Sir Thomas n’était pas homme à supporter pareil affront. Il entraîna le dandy dans la cour et lui donna un coup de pied tel qu’il l’envoya par-dessus le toit des maisons jusque dans un marais où il se serait noyé infailliblement sans un pauvre berger qui, passant par là, le retira avec sa houlette.

Le galant, pour se venger de Tom, mit deux soldats en embuscade. Mais celui-ci les broya comme de simples concombres. Touchée de tant de preuves d’amour, la veuve consentit enfin à épouser notre héros. — Mais voilà que le jour du mariage, en se rendant à l’église, une troupe de vingt et un ruffians armés se jeta sur le cortège. Alors Tom emprunta une épée à quelqu’un de la compagnie et il la manœuvra si habilement, sans vouloir tuer personne, qu’à chaque coup il enlevait à qui, un bras, à qui, une jambe et que le terrain fut bientôt jonché de membres, comme de tuiles les toits après un ouragan. Ce spectacle réjouit infiniment tous ceux qui en étaient témoins, et la belle daigna même observer en plaisantant que son fiancé avait fait en un clin d’œil une splendide collection d’estropiés.

La cérémonie se termina sans autre incident et sir Thomas donna ensuite une grande fête à laquelle il convia, en mémoire de sa mère, toutes les veuves des environs. Lorsque le roi connut le mariage de Tom, il l’invita à venir à la cour avec sa femme; il leur fit un accueil affectueux.

Tom était encore chez le roi, quand arriva la nouvelle d’une invasion dans le comté de Kent. Un grand géant, monté sur un dragon, et qui commandait une troupe composée d’ours et de lions, venait, dit-on, de débarquer sur la côte et étendait partout ses ravages. Le roi créa alors Tom gouverneur de l’île de Thaner, lui donnant ainsi la mission de défendre les habitants contre ce terrible monstre.

Aussitôt arrivé à son château, le nouveau gouverneur monta sur la terrasse qui le dominait; de là on voyait le pays à plusieurs milles à la ronde. Il aperçut le géant qui s’avançait, monté sur un terrible dragon; sur son épaule reposait une massue en fer; il n’avait au milieu du front qu’un seul œil, mais il était large comme un plat à barbe et brillant comme la flamme; ses cheveux en retombant sur son dos avaient l’air d’énormes serpents et les poils de sa barbe ressemblaient à des fils de fer rouillés.

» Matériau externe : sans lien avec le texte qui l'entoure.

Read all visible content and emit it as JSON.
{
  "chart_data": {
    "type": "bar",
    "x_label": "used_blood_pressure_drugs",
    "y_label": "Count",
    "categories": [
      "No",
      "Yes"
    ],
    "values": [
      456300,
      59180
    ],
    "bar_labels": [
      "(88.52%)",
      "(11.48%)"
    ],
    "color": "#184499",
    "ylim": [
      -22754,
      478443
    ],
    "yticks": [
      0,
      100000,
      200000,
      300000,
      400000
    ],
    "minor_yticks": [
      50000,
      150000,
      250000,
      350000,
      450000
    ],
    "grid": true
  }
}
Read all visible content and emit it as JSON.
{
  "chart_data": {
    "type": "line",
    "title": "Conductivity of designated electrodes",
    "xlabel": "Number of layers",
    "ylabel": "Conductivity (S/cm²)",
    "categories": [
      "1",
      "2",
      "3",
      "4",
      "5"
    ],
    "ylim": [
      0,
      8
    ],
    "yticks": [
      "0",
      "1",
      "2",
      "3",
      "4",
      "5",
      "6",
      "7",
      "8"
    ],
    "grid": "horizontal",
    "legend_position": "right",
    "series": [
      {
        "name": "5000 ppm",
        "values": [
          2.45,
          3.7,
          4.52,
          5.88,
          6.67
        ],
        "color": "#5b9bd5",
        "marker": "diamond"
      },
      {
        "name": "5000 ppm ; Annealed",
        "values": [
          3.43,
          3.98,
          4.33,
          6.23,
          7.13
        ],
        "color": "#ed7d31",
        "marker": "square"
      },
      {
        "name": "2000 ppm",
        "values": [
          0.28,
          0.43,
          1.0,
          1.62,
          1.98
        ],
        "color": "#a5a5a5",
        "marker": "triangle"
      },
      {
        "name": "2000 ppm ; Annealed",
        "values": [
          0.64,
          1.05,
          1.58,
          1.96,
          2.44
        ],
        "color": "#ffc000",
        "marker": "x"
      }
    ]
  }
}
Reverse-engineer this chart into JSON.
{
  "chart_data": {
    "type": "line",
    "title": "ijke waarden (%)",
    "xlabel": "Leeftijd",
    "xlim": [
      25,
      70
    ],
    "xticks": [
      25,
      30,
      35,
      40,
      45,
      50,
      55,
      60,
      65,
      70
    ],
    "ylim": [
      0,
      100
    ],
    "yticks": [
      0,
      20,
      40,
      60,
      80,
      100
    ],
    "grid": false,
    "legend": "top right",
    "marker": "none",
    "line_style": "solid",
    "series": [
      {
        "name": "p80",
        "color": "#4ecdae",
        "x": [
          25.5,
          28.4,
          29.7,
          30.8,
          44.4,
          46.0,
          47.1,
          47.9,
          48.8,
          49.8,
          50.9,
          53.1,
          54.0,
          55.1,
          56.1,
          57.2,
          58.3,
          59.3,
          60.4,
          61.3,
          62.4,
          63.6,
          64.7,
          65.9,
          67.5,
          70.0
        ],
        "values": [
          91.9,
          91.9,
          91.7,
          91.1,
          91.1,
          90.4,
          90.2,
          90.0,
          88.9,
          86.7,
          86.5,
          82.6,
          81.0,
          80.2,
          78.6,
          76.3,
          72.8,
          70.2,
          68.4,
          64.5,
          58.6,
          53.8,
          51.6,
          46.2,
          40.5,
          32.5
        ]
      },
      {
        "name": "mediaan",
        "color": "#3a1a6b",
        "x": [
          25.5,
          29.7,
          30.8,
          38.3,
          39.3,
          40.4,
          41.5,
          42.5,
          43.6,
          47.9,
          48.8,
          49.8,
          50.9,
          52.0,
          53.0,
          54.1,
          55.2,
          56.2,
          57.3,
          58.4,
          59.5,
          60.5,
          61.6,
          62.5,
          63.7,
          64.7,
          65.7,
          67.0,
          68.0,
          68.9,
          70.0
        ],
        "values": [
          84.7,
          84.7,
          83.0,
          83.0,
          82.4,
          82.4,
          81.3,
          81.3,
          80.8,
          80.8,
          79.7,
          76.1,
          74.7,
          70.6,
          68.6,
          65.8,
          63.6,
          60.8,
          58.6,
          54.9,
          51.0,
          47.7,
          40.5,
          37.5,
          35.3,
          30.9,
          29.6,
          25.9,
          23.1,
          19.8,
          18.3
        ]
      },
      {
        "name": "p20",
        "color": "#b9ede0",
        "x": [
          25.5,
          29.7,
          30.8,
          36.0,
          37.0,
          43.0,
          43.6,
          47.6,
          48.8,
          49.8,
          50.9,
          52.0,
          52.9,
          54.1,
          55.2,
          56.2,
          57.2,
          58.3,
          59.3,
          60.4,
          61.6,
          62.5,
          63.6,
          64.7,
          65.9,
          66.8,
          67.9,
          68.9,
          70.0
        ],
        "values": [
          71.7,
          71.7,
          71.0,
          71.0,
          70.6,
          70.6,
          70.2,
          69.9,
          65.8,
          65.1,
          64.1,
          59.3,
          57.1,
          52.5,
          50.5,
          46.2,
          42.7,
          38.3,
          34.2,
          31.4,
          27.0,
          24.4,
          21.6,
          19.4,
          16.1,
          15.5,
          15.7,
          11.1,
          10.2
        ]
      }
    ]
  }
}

Quand le géant fut près du château, il attacha tout bonnement son dragon à un arbre, puis il s’approcha de l’édifice dans l’intention de le jeter bas d’un coup d’épaule. Mais ayant glissé par terre, il s’embarrassa dans ses armes. Aussitôt Tom brandit sa grande épée et d’un coup il abattit la tête du géant, puis en quatre coups celle du dragon. Après cela il les fit envoyer au roi en guise de trophées.

Sur ces entrefaites, arriva le Chaudronnier, qui venait au secours de son ami Tom. A eux deux, l’un avec son épée à deux mains et l’autre avec son long bâton pointu, ils eurent bientôt tué les six ours et les huit lions de la suite du dragon. Malheureusement, le Chaudronnier périt dans le combat, Tom en fut inconsolable. Ensuite il revint près de sa femme et donna une grande fête en souvenir de ses victoires. Ainsi s’établit le glorieux renom de Tom Hickathrift, qui jamais ne faillit à sa parole.

J’ai considérablement abrégé ce récit, qui a subi des modifications tellement fantaisistes dans la suite des temps, qu’il doit conserver assez peu du conte primitif. Il est, d’ailleurs, très-répandu en Angleterre, et les gasconnades de Tom sont même en réalité plus amusantes que celles de Jack.

Spelman, dans ses ouvrages posthumes, en rattache des épisodes à un fait local. (Voy. l’article du Quarterly Review, n° XLI, 1819.)

En Cornouailles, pays par excellence des traditions relatives aux géants, M. Hunt nous donne une version curieuse de Tom Hickathrift dans son récit: Tom et le Géant Blunderbuss.

En Irlande, une partie des hauts faits de Tom Hickathrift mêlés à ceux de Jack, se retrouvent dans les Contes de Kennedy intitulés: les Aventures du gars Tom à la peau de chèvre, ainsi que dans: Jack le maître et Jack le valet.